怨就怨我的兄弟,好端端地你为什么让他来两下呢?
这弄到哪去也是咱们不占理呀!
你就是不让他打,他还想打你呢,更何况你叫板让他来两下了。”
“那旗牌长倒底是个什么官呀?这小子这么嚣张。”
“爹,那旗牌长是四品武官,孩儿这县令只是个正七品官呀,你说咱们惹的起他么?”
“那这该怎么办呀?难道这事儿就这么完了不成?这,这也太窝囊了吧?”
“窝囊?窝囊谁有什么办法呀?爹,你赶紧给我拿二十两银子,我紧赶去跟他说那拜年的话儿,把这事儿了了吧。”
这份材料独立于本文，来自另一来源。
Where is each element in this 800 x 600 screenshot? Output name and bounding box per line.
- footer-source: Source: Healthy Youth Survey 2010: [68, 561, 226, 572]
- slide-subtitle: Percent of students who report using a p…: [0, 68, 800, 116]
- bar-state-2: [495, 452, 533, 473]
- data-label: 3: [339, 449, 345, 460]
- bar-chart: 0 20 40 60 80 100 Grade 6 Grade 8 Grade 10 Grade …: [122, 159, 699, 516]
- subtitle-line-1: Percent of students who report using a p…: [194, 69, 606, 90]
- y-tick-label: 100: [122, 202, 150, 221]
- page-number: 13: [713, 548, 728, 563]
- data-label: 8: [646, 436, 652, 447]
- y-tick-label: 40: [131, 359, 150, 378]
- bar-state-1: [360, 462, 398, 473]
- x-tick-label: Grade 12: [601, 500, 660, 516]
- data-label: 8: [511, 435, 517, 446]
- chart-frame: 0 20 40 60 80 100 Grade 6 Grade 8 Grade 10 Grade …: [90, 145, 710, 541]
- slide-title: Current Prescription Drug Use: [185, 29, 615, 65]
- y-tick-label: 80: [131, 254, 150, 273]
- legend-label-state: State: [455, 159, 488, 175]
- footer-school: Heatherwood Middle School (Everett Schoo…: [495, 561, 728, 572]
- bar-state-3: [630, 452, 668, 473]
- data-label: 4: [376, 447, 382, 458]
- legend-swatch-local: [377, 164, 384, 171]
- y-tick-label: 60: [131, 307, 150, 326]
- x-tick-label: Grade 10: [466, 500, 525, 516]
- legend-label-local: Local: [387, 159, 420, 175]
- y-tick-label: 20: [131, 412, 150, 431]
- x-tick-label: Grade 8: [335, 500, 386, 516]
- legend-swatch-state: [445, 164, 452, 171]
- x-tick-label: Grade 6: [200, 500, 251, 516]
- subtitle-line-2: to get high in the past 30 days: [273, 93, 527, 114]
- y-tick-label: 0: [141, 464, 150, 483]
“啊?雄儿呀,你还真给他送银子去呀?你爹我哪受过这等窝囊气呀?”
“受窝囊气?你以为我愿意受呀?可不受又有什么法子呢?
你就是弄到知府大老爷那去,他跟知府大老爷是平级,知府大老爷还能把他怎么样了?
到时侯还不是弄个不了了之啊!到时候咱们更吃亏。
再说了,爹,你愿意让他登门在咱们家要来么?那样咱们家围一街同子人,那不是更丢人了么?
爹呀,我跟你说,以后这样的刺儿头咱们家少惹他。这种人你把他惹急了,他晚上带上几个人把咱们家一杀,你说咱们上哪说理去呀!”
这老头听了不住地摇头呀。
“唉,算咱们家倒霉,怎么遇见了这么个玩意呢。”
说着,这老头儿从里边拿了二十两银子递了出来。